What’s a simple website look like in 2022? I couldn’t get the retro constraints of 8 bit out of my mind, so I ended up with this:
My “web designer” days are far behind me so I went looking for an existing theme. Instead, I found some nostalgic CSS styles. It didn’t include layout and using a framework for a tiny page seemed overkill. So, I went retro here, too: I swiped HTML from the demo page with some old-fashioned View Source.
Somewhere along the line, I bumped into a blog post by the creator of these NES.css styles. Their primary motivation was kismet:
I like simple
That was my email signature for a long time and certainly behind the naming of Simplicity Rules®.
Why adamd.org Needed a Change
In fact, it was an email signature that sent me off to cobble together this new, 8 bit personal portal. Most of my online profiles now point to my business site. Recently, in an effort to get “business conversations” in the right inbox, I switched out to a more personal signature for personal email… which led me to visit adamd.org.
Its small digital footprint was crumbling:
- An embedded video was broken
- It used an old business logo
- My “professional timeline” stopped in 2018
- There was no mention of my latest book
Worse yet, there was a section titled “What I actually do” that went on to not describe very well what I actually do now.
Oops.
Rather than replace every section of the old site, I used the two simplicity paths to arrive at the core of what’s needed today. I’m calling the new site a personal portal because it mostly points out to other places to find me on the web. It;s there as a snapshot of my most important projects right now.
As a writer, I think in word counts. The new site only includes 126 words. If I had more time, I might try to cut that down some more, as I’m sure Mark Twain would have written on his website.
And… What Else is New?
One of the projects on this new personal portal really deserved its own post here. Alas, at this point I’ve buried the lede…
I wrote another book!
Published in May 2021, Developer Marketing Does Not Exist shares the philosophy behind my work.
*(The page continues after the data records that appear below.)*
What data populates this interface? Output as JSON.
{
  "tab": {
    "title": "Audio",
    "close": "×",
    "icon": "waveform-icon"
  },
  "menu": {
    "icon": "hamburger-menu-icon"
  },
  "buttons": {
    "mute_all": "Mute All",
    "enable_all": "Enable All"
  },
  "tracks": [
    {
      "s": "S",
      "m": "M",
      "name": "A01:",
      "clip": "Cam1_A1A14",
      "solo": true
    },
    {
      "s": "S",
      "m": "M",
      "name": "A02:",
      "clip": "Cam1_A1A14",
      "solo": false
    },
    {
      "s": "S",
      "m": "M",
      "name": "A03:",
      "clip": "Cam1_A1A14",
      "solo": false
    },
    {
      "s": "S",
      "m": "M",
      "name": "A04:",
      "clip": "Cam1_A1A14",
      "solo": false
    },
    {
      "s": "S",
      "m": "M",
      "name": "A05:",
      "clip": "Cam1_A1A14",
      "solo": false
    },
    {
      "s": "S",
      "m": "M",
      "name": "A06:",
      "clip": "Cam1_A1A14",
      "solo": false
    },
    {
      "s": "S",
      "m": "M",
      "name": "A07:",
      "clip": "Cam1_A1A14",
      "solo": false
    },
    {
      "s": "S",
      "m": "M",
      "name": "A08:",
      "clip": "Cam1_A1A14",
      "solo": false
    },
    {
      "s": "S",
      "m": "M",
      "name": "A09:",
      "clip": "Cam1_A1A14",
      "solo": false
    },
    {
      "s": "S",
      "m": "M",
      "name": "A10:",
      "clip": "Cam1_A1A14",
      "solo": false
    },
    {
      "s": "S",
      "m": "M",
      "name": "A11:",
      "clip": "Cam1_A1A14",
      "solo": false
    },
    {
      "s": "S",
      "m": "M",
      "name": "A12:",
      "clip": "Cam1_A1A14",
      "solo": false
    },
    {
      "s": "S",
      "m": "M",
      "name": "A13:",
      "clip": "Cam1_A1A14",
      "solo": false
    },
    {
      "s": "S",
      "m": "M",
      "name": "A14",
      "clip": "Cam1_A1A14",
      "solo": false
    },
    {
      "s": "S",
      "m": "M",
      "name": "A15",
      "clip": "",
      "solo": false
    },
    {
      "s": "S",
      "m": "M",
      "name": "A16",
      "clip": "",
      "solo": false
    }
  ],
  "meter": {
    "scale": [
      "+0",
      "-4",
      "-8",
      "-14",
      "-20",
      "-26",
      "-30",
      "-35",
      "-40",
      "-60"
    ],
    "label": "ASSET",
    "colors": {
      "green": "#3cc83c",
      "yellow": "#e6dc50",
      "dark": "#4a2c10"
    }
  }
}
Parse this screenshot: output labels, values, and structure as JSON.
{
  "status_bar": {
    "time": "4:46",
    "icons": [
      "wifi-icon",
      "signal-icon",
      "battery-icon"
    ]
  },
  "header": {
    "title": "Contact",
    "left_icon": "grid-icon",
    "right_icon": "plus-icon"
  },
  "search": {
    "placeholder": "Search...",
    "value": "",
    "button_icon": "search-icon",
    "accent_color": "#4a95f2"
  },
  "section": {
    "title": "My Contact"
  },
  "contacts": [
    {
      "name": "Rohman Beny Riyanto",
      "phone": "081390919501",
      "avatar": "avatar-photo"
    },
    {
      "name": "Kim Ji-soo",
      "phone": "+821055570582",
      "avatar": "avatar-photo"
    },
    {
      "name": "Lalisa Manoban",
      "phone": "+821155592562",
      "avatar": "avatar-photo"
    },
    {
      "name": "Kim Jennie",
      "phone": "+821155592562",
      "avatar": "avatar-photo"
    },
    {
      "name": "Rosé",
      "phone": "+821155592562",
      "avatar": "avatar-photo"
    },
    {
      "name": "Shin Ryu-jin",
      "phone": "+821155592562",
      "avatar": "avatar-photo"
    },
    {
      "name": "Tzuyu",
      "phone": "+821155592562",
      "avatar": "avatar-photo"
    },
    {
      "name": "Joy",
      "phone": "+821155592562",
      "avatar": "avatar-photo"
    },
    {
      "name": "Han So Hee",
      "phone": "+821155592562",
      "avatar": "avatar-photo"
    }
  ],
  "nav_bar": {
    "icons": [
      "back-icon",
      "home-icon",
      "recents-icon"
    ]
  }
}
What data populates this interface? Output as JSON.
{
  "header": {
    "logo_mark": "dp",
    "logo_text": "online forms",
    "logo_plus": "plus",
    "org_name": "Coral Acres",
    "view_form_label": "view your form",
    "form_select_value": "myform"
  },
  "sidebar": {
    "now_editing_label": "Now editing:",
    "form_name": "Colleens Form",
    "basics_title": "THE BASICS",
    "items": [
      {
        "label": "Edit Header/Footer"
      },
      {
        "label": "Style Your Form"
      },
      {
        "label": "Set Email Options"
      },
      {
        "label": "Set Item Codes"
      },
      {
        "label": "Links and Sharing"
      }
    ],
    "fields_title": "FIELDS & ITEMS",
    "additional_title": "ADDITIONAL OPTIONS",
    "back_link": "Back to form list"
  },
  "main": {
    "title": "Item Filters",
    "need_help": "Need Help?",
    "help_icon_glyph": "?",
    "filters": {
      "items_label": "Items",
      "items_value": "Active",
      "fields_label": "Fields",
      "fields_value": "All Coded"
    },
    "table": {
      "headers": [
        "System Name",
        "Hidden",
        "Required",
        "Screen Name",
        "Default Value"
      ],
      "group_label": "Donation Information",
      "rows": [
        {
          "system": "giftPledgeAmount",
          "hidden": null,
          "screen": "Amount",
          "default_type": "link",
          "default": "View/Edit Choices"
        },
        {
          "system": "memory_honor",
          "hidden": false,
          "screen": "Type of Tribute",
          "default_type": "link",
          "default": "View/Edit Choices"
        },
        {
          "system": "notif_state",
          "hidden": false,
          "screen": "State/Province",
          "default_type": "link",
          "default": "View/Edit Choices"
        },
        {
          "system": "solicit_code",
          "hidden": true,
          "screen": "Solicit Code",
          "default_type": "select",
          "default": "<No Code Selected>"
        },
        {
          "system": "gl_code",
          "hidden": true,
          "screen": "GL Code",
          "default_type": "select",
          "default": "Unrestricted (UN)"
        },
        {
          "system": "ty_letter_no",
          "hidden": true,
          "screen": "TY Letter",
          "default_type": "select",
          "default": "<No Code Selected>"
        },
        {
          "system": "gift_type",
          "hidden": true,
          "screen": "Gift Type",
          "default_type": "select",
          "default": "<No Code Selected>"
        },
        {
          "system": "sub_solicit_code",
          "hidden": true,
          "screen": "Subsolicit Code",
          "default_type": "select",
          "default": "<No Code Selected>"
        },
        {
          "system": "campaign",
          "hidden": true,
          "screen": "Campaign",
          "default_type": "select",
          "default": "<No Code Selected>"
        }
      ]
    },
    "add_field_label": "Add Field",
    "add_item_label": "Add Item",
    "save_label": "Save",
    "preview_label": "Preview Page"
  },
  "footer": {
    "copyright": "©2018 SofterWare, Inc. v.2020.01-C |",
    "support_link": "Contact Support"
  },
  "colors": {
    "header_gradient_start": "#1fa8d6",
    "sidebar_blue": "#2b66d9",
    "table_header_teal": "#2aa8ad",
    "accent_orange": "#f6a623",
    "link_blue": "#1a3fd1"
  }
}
More importantly, it’s helped over 1,000 marketers reach more of the right developers. It was covered by Nordic APIs and Techcrunch.
A book a decade, I joked. Map Scripting 101, now out of print unless you count the five copies I still have, was published in August 2010. It received much more “coverage” on this here site.
Even by 2010 things on the web had changed. Social networks became the way we shared the latest. Blogs, which started as personal endeavors, became businesses… and businesses added blogs.
In 2007, I lamented that the personal website had disappeared. The hand-crafted, HTML playgrounds became templatized and themed. And I wrote those laments on a blog that was sterile by comparison.
Forgetting to note new achievements like books, jobs, and—I dunno—children is one sign of how both adamd.org and adamduvander.com haven’t kept up with changes. That may remain the case, but at least for now, both have some version of my latest news.
Simply put, that’s good enough for now.